Meditation AA’s 11th Step is, “Sought through prayer and meditation to improve our conscious contact with God as we understood Him, praying only for knowledge of His will for us and the power to carry that out.” This is the meditation step, and it can take many forms. The one I find the most accessible is simply sitting and breathing. Close your eyes, inhale, and exhale. On the inhale, say, “Faith”; on the exhale, say “Fear,” and watch your fear float away as it’s replaced by faith. You can also try counting to 10 on your inhales and exhales, and go back to one when you have a thought. (I usually don’t make it past three.) If you’re new to meditation, there’s an iPhone app called Meditate Now, with several quick, guided meditations.
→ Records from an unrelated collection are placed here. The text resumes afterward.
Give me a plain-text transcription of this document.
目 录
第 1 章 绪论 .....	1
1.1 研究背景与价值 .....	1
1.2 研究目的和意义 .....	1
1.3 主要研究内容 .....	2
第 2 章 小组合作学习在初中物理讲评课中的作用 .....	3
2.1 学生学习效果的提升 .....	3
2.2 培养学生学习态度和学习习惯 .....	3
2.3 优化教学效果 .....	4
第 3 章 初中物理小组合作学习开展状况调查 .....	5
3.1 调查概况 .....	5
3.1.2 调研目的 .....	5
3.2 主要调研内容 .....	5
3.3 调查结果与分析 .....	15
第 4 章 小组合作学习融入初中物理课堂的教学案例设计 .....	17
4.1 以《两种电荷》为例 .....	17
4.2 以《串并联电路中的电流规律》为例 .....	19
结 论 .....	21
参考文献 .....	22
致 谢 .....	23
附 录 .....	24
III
Talk it out If you’re freaking out, it’s good to get it out. For AA members, your sponsor—or, for people in recovery outside of a 12-step program, a friend or family member—is a huge part of your support network. But they might not be able to help you with the underlying issues causing your anxiety, like a therapist can. A great resource for sliding-scale therapy in New York, for example is Washington Square Institute. Brooklynite Tom says, “Full-blown anxiety/panic attacks didn't start for me until year four in sobriety, and years four through six saw them ramp up to the point where I was having them every day. Talk therapy coupled with a yoga and meditation practice are now enough to curtail any anxiety I have, for the most part. I meditate in the morning and I'm happy to say I rarely have full-blown anxiety attacks any longer.”

Prayer I’m always shocked when prayer works—when I have the willingness to pray about something and then it gets removed from me. One thing that helps when I’m losing it is the Golden Key, which basically says that if you’re obsessing about your struggle, just think about God instead. Sounds infuriatingly simple, but it works. Find a prayer—or mantra or chant or whatever—that you like and, when you’re in a tight spot, keep repeating it until you calm down.